Asian-glazed pork cutlets with orange and avocado salad

Recipes / Meat

This Asian-style pork dish is bursting with fresh authentic flavours.

Recipe «Asian-glazed pork cutlets with orange and avocado salad» presented in category Recipes / Meat, to prepare this dish you will need no more 15 minutes. To make this dish at home by prescription from the author sheff would need: 1/2 cup char siu sauce, 2 tsp grated fresh ginger, 3 tbsp honey, 1/3 cup lemon juice, 2 tsp sesame oil , 1 tbsp vegetable oil, 4 x 240g pork cutlets, Steamed white rice, to serve , 2 oranges, 1 ripe avocado, sliced, 1 bunch watercress, leaves picked, 1/3 cup olive oil, 1 tsp grated fresh ginger.

Ingredients:

  • 1/2 cup char siu sauce 
  • 2 tsp grated fresh ginger 
  • 3 tbsp honey 
  • 1/3 cup lemon juice 
  • 2 tsp sesame oil 
  • 1 tbsp vegetable oil 
  • 4 x 240g pork cutlets 
  • Steamed white rice, to serve 
  • 2 oranges 
  • 1 ripe avocado, sliced 
  • 1 bunch watercress, leaves picked 
  • 1/3 cup olive oil 
  • 1 tsp grated fresh ginger 

Instructions

  1. Preheat the oven to 180°C. Mix together the char siu sauce, ginger, honey, lemon juice, sesame oil and 1/4 cup (60ml) water.

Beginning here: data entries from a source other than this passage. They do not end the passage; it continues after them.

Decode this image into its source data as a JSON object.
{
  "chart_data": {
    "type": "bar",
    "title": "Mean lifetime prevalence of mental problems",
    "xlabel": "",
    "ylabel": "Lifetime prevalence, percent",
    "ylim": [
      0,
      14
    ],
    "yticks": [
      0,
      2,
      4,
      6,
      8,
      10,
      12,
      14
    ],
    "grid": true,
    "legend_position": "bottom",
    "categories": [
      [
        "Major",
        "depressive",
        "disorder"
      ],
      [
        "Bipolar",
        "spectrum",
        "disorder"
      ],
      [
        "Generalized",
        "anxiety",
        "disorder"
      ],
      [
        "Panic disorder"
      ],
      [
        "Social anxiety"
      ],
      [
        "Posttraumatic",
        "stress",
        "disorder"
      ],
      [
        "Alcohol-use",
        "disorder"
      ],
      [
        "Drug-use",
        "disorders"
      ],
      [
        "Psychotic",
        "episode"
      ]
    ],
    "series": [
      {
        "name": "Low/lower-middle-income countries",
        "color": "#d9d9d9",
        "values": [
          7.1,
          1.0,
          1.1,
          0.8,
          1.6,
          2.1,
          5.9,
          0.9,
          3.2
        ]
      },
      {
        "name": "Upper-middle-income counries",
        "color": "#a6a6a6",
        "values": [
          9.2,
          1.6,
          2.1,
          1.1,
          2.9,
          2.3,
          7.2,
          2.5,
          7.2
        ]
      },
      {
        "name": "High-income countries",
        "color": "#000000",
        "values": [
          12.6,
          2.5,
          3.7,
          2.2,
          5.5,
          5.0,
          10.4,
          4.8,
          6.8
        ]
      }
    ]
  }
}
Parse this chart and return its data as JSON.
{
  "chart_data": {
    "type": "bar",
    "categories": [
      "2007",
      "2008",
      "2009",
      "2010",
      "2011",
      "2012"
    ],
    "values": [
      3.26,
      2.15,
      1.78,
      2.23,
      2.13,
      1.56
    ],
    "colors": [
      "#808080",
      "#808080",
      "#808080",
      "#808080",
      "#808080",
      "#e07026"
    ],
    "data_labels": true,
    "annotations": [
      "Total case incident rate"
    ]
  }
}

Heat vegetable oil in a large non-stick ovenproof frypan over medium-high heat. Cook pork for 2 minutes each side or until golden. Pour over sauce, then transfer pan to oven and roast for 10 minutes, basting once, until cooked through.
  2. Meanwhile, for the salad, remove the orange peel and pith. Holding fruit in your hand (over a bowl to catch the juice), cut segments away from the membrane with a small knife. Squeeze remains to catch extra juice, then place segments in a bowl with avocado and watercress. Place oil, ginger and 2 tablespoons orange juice in a small jar, add salt and pepper, then shake well to combine. Toss salad with dressing.
  3. Remove pan from oven and place pork on a plate, loosely covered with foil, to rest. Return pan to stove on medium heat, and reduce sauce, stirring for 2-3 minutes until thickened. Drizzle sauce over pork and rice on plates and serve with salad.